Il ne s’agit pas d’une simple « correction » passagère, mais du prélude à une crise majeure qui se prépare, attendue et crainte de l’aveu même des institutions financières internationales depuis quelques mois. Comme nous l’avions souligné en octobre dernier[4], l’instabilité sur le taux d’intérêt « over-night repo » était aussi un signe annonciateur de cette crise. Le coronavirus signe peut-être la fin d’un cycle qui n’a fait qu’exacerber les contradictions qui avaient mené à la crise de 2007-2008[5] : si les krachs boursiers n’entraînent pas toujours de crises profondes du capitalisme, celui-ci pourrait nous entraîner tout droit vers la récession mondiale et impacter fortement « l’économie réelle » en révélant par exemple les problèmes de surendettement des entreprises. Dans ce contexte, l’intervention des banques centrales via la baisse des taux directeurs[6] ne peut qu’avoir au mieux l’effet d’un coup de gaz dans une montgolfière déchirée. Chaque coup peut faire remonter temporairement le ballon, mais d’une part il agrandit la déchirure en le faisant gonfler, et d’autre part, il n’y a plus beaucoup de gaz dans le réservoir de la nacelle : les taux directeurs des banques centrales sont déjà très bas ! La communication de Christine Lagarde, présidente de la BCE, qui a refusé ce jeudi 12 mars de baisser son taux directeur, n’a fait qu’accroître la panique en renvoyant la balle dans le camp des Etats, dont les marges de manœuvres budgétaires ne sont pourtant pas énormes.

 


[1] Les indices boursiers indiquent la croissance de la valeur en une journée d’un « portefeuille » constitué des principales actions échangées sur la bourse concernée.
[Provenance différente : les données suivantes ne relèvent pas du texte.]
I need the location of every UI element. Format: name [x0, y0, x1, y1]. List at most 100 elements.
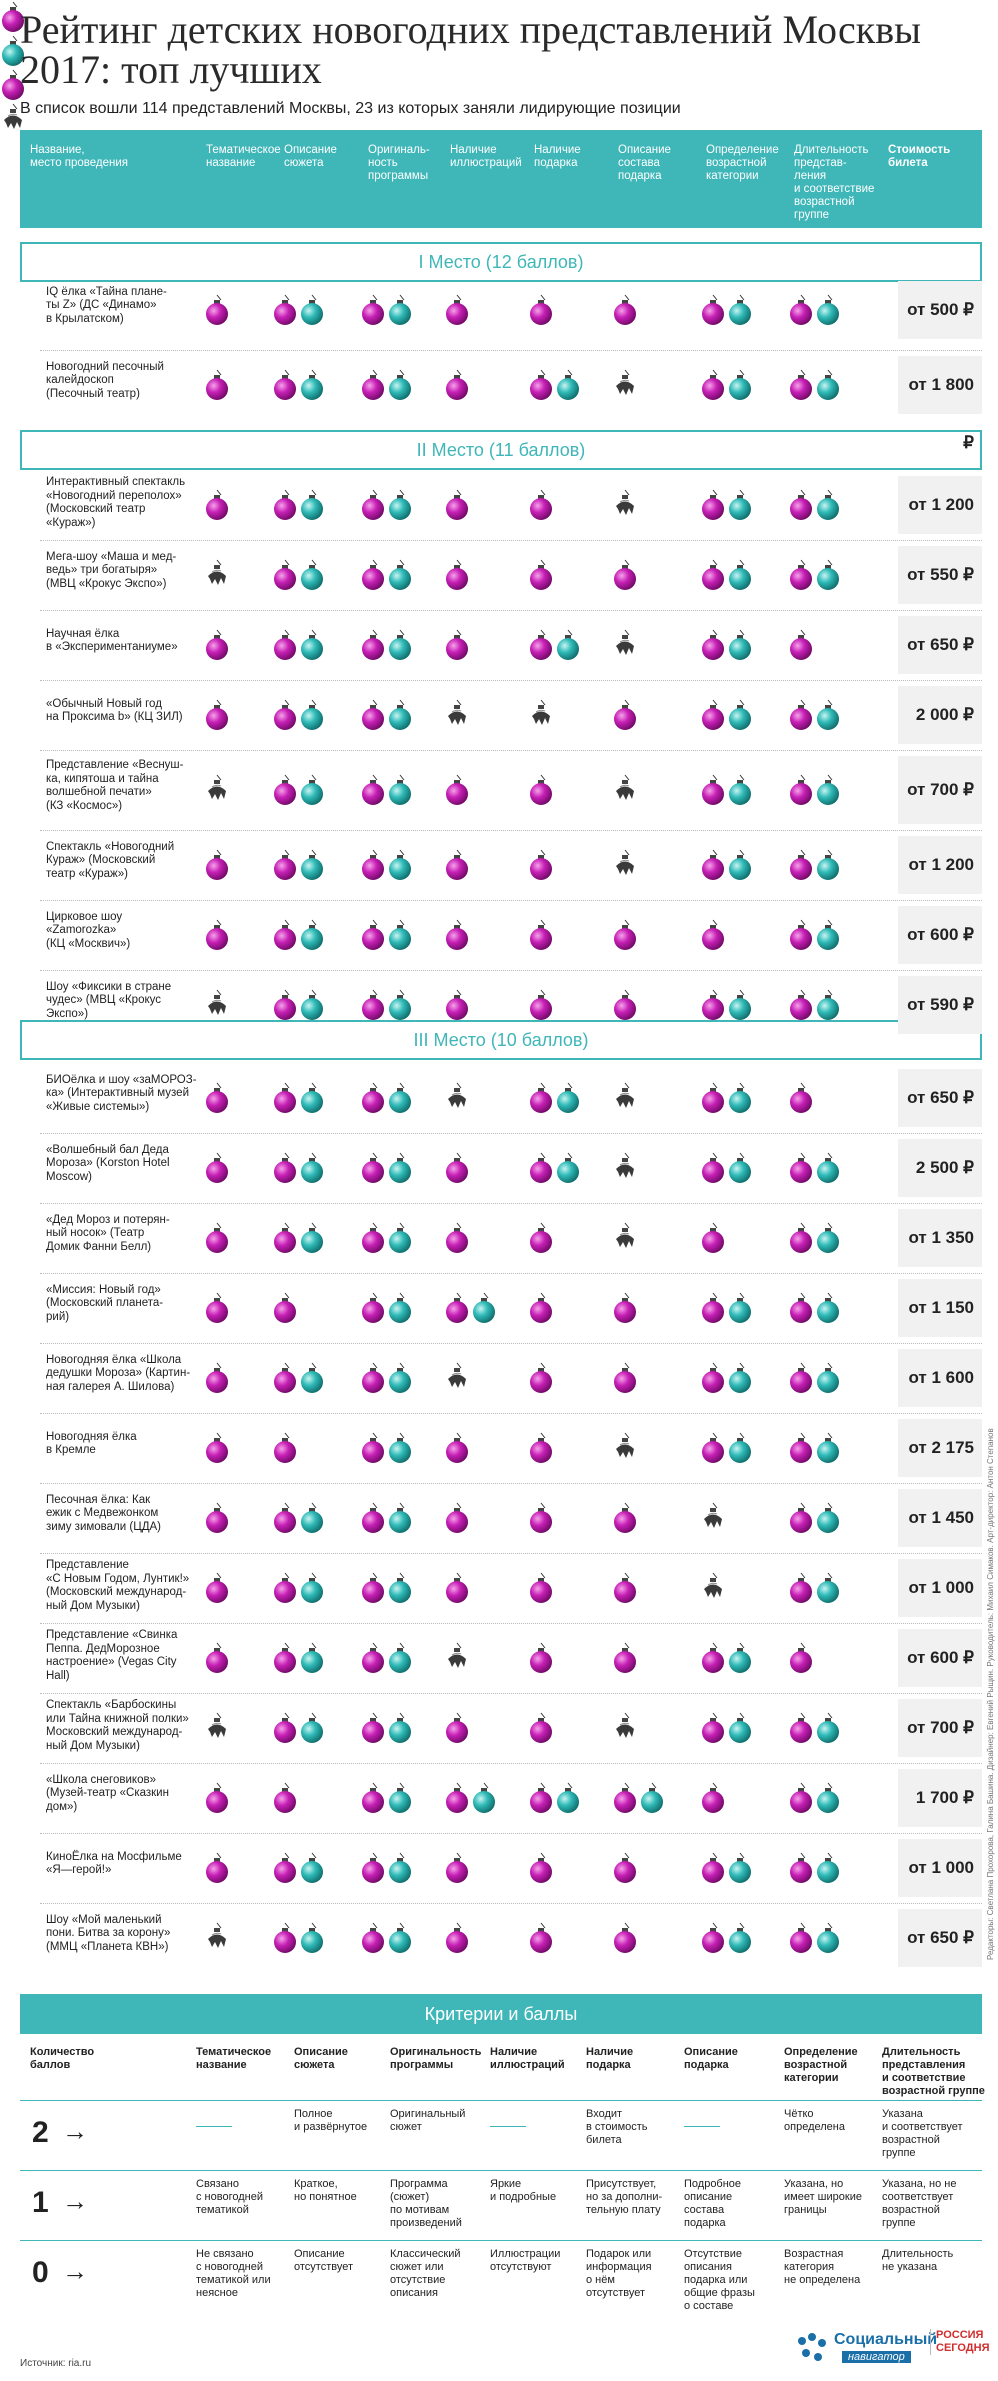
cyan-ornament-icon [471, 1291, 497, 1325]
ticket-price: от 1 800 ₽ [898, 356, 982, 452]
score-cell [272, 1571, 325, 1605]
ticket-price: от 700 ₽ [898, 1699, 982, 1757]
magenta-ornament-icon [204, 488, 230, 522]
score-value: 2 [32, 2116, 49, 2149]
magenta-ornament-icon [528, 1151, 554, 1185]
cyan-ornament-icon [387, 1921, 413, 1955]
score-cell [788, 293, 841, 327]
criteria-cell: Подробное описание состава подарка [684, 2178, 742, 2229]
cyan-ornament-icon [387, 918, 413, 952]
score-value: 0 [32, 2256, 49, 2289]
score-cell [528, 1361, 554, 1395]
cyan-ornament-icon [555, 628, 581, 662]
criteria-header-7: Определение возрастной категории [784, 2046, 858, 2084]
score-cell [444, 698, 470, 732]
criteria-title: Критерии и баллы [20, 1994, 982, 2034]
magenta-ornament-icon [272, 988, 298, 1022]
score-cell [528, 1851, 554, 1885]
criteria-cell: Классический сюжет или отсутствие описан… [390, 2248, 461, 2299]
criteria-cell: Присутствует, но за дополни- тельную пла… [586, 2178, 663, 2216]
score-cell [204, 1501, 230, 1535]
broken-ornament-icon [612, 1711, 638, 1745]
header-col-9: Стоимость билета [888, 144, 951, 169]
score-cell [272, 1781, 298, 1815]
magenta-ornament-icon [528, 1081, 554, 1115]
header-col-6: Описание состава подарка [618, 144, 671, 182]
score-cell [528, 1151, 581, 1185]
score-cell [788, 558, 841, 592]
score-cell [204, 918, 230, 952]
cyan-ornament-icon [815, 1151, 841, 1185]
score-cell [700, 988, 753, 1022]
score-value: 1 [32, 2186, 49, 2219]
cyan-ornament-icon [815, 1781, 841, 1815]
magenta-ornament-icon [444, 488, 470, 522]
cyan-ornament-icon [299, 773, 325, 807]
score-cell [204, 1641, 230, 1675]
score-cell [360, 988, 413, 1022]
broken-ornament-icon [444, 698, 470, 732]
magenta-ornament-icon [788, 1151, 814, 1185]
magenta-ornament-icon [360, 558, 386, 592]
cyan-ornament-icon [815, 1361, 841, 1395]
row-divider [40, 1273, 982, 1274]
cyan-ornament-icon [815, 1921, 841, 1955]
broken-ornament-icon [444, 1641, 470, 1675]
score-cell [528, 848, 554, 882]
magenta-ornament-icon [444, 1221, 470, 1255]
magenta-ornament-icon [272, 698, 298, 732]
magenta-ornament-icon [204, 848, 230, 882]
magenta-ornament-icon [272, 1431, 298, 1465]
score-cell [700, 918, 726, 952]
broken-ornament-icon [612, 368, 638, 402]
cyan-ornament-icon [387, 558, 413, 592]
magenta-ornament-icon [528, 628, 554, 662]
logo-sub: навигатор [842, 2351, 911, 2363]
broken-ornament-icon [444, 1081, 470, 1115]
magenta-ornament-icon [528, 918, 554, 952]
score-cell [612, 1571, 638, 1605]
magenta-ornament-icon [204, 698, 230, 732]
score-cell [272, 1081, 325, 1115]
cyan-ornament-icon [387, 1711, 413, 1745]
magenta-ornament-icon [360, 488, 386, 522]
cyan-ornament-icon [387, 488, 413, 522]
magenta-ornament-icon [788, 488, 814, 522]
score-cell [444, 988, 470, 1022]
magenta-ornament-icon [272, 1081, 298, 1115]
magenta-ornament-icon [700, 1221, 726, 1255]
magenta-ornament-icon [700, 1081, 726, 1115]
score-cell [528, 988, 554, 1022]
magenta-ornament-icon [700, 628, 726, 662]
score-cell [528, 293, 554, 327]
score-cell [788, 988, 841, 1022]
score-cell [788, 368, 841, 402]
broken-ornament-icon [204, 1711, 230, 1745]
magenta-ornament-icon [444, 628, 470, 662]
score-cell [612, 558, 638, 592]
table-row: Мега-шоу «Маша и мед- ведь» три богатыря… [20, 540, 982, 610]
row-divider [40, 1133, 982, 1134]
score-cell [204, 848, 230, 882]
score-cell [272, 1851, 325, 1885]
score-cell [204, 368, 230, 402]
score-cell [444, 773, 470, 807]
place-header-3: III Место (10 баллов) [20, 1020, 982, 1060]
table-header: Название, место проведения Тематическое н… [20, 130, 982, 228]
score-cell [360, 848, 413, 882]
score-cell [272, 368, 325, 402]
cyan-ornament-icon [815, 773, 841, 807]
cyan-ornament-icon [815, 368, 841, 402]
table-row: Интерактивный спектакль «Новогодний пере… [20, 470, 982, 572]
magenta-ornament-icon [204, 293, 230, 327]
header-col-5: Наличие подарка [534, 144, 581, 169]
score-cell [272, 628, 325, 662]
table-row: Шоу «Мой маленький пони. Битва за корону… [20, 1903, 982, 1973]
magenta-ornament-icon [444, 1291, 470, 1325]
ticket-price: от 600 ₽ [898, 906, 982, 964]
magenta-ornament-icon [700, 988, 726, 1022]
magenta-ornament-icon [700, 848, 726, 882]
cyan-ornament-icon [727, 628, 753, 662]
table-row: Представление «Свинка Пеппа. ДедМорозное… [20, 1623, 982, 1693]
score-cell [700, 1641, 753, 1675]
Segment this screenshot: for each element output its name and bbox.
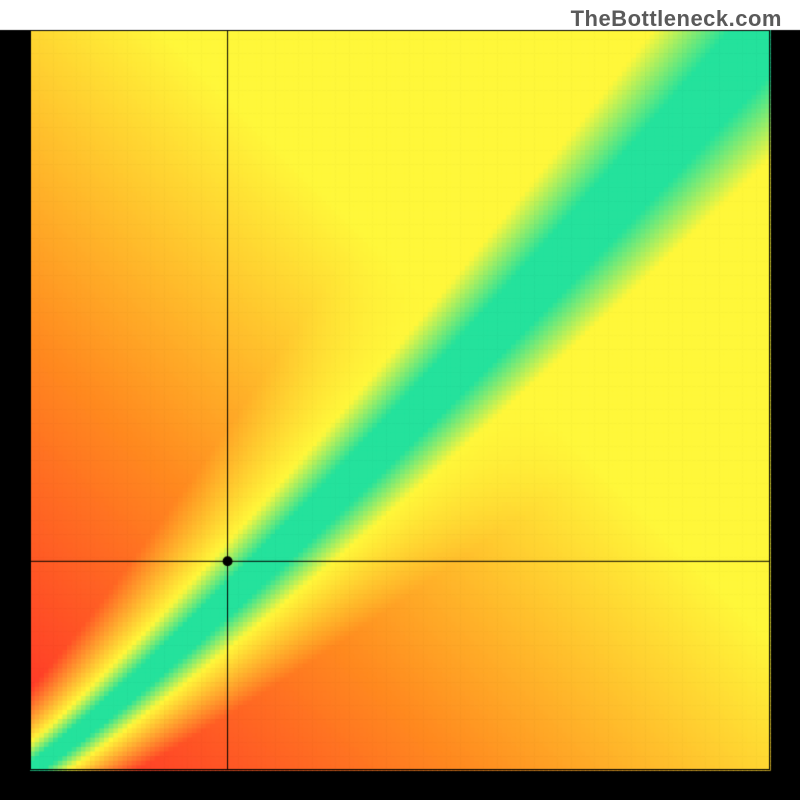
chart-container: TheBottleneck.com	[0, 0, 800, 800]
heatmap-canvas	[0, 0, 800, 800]
watermark-text: TheBottleneck.com	[571, 6, 782, 32]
Lorsque le pourcentage de cet indice est négatif, cela signifie que la valeur de la plupart des actions échangées sur la bourse est en baisse.

[2] L’indice du CAC 40 a perdu 34% de sa valeur entre le 20 février et le 12 mars derniers.

[3] Crise de la « bulle internet » en 2000 et crise des subprimes en 2007-2008.

[4] Lire « La crise du « repo » aux Etats-Unis : la banque centrale intervient pour éviter la catastrophe ». https://npa2009.org/actualite/economie/crise-du-repo-aux-etats-unis-la-banque-centrale-americaine-intervient-pour-eviter

[5] À ce sujet, lire : « La crise qui vient : éléments d’analyse », de Gaston Lefranc, 18 octobre 2019. https://npa2009.org/idees/economie/la-crise-qui-vient-elements-danalyse

[6] Le principal taux directeur d’une banque centrale est un taux auquel elles fournissent de la monnaie aux banques commerciales. Ainsi, plus les taux directeurs sont bas, et plus la masse monétaire en circulation à la recherche de placement est grande. C’est pourquoi, dans un contexte de faible profitabilité des investissements productifs, une baisse des taux directeurs a tendance à faire monter les valeurs boursières.